Find two solutions of the equation \[3x - 2y = 5\].

Answer 1

Hint:
We will use the trial-and-error method to solve the given equation. We will substitute different values of the variable in the LHS of the given equation and check which set of values give us the RHS. The solution set which satisfies the equation will be the required answer.

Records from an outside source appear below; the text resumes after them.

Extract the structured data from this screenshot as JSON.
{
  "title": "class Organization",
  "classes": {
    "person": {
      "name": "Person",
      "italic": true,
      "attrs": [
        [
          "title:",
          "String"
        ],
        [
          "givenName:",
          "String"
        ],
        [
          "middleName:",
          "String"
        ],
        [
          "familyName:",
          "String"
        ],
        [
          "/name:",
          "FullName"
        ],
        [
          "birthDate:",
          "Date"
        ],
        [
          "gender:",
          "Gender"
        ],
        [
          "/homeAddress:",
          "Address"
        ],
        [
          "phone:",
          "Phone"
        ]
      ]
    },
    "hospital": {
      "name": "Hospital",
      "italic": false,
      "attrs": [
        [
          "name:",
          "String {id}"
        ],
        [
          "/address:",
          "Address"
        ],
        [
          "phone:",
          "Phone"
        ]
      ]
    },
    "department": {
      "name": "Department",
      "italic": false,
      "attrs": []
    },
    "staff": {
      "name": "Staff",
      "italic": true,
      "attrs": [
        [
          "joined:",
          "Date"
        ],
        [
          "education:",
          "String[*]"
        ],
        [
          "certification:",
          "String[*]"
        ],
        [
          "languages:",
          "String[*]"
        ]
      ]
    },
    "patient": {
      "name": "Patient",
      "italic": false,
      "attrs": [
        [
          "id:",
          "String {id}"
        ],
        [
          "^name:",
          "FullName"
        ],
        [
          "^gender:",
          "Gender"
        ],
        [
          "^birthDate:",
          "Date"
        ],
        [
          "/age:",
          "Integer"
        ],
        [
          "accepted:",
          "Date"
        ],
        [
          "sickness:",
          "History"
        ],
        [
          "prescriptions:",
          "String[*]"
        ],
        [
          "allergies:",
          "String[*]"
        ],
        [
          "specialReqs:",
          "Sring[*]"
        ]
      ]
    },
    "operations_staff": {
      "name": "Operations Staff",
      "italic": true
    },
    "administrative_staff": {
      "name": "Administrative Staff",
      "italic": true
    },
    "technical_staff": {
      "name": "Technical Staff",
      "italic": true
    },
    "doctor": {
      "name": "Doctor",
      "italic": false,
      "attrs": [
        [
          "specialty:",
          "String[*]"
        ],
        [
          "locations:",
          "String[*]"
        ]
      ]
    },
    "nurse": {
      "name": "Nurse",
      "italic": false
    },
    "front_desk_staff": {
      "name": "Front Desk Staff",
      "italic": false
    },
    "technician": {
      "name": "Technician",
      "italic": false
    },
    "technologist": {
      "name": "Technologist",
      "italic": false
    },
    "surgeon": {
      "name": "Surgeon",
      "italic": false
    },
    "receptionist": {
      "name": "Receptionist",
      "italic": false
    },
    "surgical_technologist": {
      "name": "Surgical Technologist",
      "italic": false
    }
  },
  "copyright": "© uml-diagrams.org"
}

Complete step by step solution:
The equation given to us is \[3x - 2y = 5\].
A solution to any equation is the values of the unknown variables for which the LHS of the equation becomes equal to the RHS.
The LHS in the given equation is \[3x - 2y\].
We have to find two sets of values of \[x\] and \[y\] such that the LHS becomes equal to 5, which is the RHS. Let us find the solution by trial-and-error method.
Let us first substitute different values for \[x\] and \[y\] in the LHS of the given equation and check which values give us the RHS.
Let us put \[x = 0\] and \[y = 0\] in the LHS \[3x - 2y\]. This gives us
\[3(0) - 2(0) = 0\]
As LHS is not equal to the RHS, the solution set is incorrect.
Now, we will put \[x = 3\] and \[y = 2\] in the LHS. Therefore, we get
\[3(3) - 2(2) = 5\]
We can see that LHS is equal to the RHS, hence one of the solutions is \[(3,2)\].
We need to find another solution.
Let us put \[x = - 3\] and \[y = - 7\] in the LHS. Therefore, we get
\[3( - 3) - 2( - 7) = ( - 9) + 14 = 5\]

We can see that LHS is equal to the RHS, hence the second solution is \[( - 3, - 7)\].

Note:
The given equation is a linear equation in 2 variables. A linear equation is defined as an equation that has the highest degree of 1. There can be an infinite solution set of the given equation and we can obtain it by substituting different values of the variable in the equation. The graph of a linear equation is always a straight line.